REPUBLIKA.CO.ID,
JAKARTA--Persentase pinjaman luar negeri oleh korporasi swasta lebih besar dibandingkan pemerintah. Analis PT Pemeringkat Efek Indonesia (PEFINDO) Hendro Utomo mengatakan, prospek pinjaman luar negeri tetap menjadi alternatif walaupun ada Peraturan Bank Indonesia (PBI) soal prinsip kehati-hatian Utang Luar Negeri (ULN).
"Kalau angka statistik, ULN swasta lebih besar yaitu 80 persen dari pemerintah.
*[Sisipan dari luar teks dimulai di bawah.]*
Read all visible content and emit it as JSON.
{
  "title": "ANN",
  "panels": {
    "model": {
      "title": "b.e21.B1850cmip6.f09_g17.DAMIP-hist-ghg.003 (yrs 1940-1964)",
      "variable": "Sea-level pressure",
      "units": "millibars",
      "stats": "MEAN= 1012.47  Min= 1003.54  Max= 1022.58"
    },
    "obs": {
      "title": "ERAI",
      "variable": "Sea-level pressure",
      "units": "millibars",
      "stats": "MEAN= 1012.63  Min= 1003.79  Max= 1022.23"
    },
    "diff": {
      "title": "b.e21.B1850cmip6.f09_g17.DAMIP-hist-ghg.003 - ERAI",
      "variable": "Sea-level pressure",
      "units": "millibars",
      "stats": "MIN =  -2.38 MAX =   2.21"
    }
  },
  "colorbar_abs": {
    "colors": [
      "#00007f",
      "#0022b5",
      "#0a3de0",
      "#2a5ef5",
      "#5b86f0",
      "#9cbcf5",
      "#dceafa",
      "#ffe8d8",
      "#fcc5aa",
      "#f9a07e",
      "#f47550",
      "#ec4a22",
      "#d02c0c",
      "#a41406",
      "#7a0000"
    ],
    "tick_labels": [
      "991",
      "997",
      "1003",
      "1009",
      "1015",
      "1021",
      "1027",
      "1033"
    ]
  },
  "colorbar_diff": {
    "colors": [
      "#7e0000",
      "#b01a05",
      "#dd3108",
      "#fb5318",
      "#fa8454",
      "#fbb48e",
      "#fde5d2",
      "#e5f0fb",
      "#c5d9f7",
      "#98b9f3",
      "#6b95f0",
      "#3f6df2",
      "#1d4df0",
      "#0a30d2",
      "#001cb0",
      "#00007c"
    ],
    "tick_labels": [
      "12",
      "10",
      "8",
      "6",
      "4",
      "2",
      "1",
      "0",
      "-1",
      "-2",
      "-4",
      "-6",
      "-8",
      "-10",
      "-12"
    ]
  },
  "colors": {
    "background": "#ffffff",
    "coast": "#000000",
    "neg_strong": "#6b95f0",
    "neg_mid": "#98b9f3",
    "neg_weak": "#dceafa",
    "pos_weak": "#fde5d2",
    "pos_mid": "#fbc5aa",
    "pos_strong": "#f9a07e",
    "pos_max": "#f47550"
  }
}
Tren ke depannya juga akan mengarah ke valuta asing (valas)," ujar Hendro di Jakarta, Kamis (13/11).
Korporasi swasta, tambah dia, juga dinilai telah mengetahui risikonya tersendiri. "Dalam pengelolaannya, mereka berusaha memaksimalkan margin dan menurunkan biaya sebebas-bebasnya," ujarnya.
Ditambahkan dia, valas juga dinilai memiliki keunggulan di pasar domestik. "Soal beban bunga misalnya umumnya lebih rendah dan likuiditas juga," katanya.
Jika suku bunga di pasar domestik, sedang kecil, lanjut dia, maka untuk luar negeri akan sulit naik. "Maka kalau valas jadi alternatif dikarenakan swasta lebih bisa memitigasi risiko sebab punya sumber pendanaan dari valas," katanya.
Dia menambahkan, dengan memiliki berbagai sumber pembiayaan, tentunya itu juga akan lebih memudahkan atau memengaruhi fleksibilitas korporasi swasta.
"PBI juga dibuat tidak untuk mempersulit, lebih kepada pengawasan saja bahwa BI memang sangat berkepentingan memantau moneter temasuk ULN," tambahnya.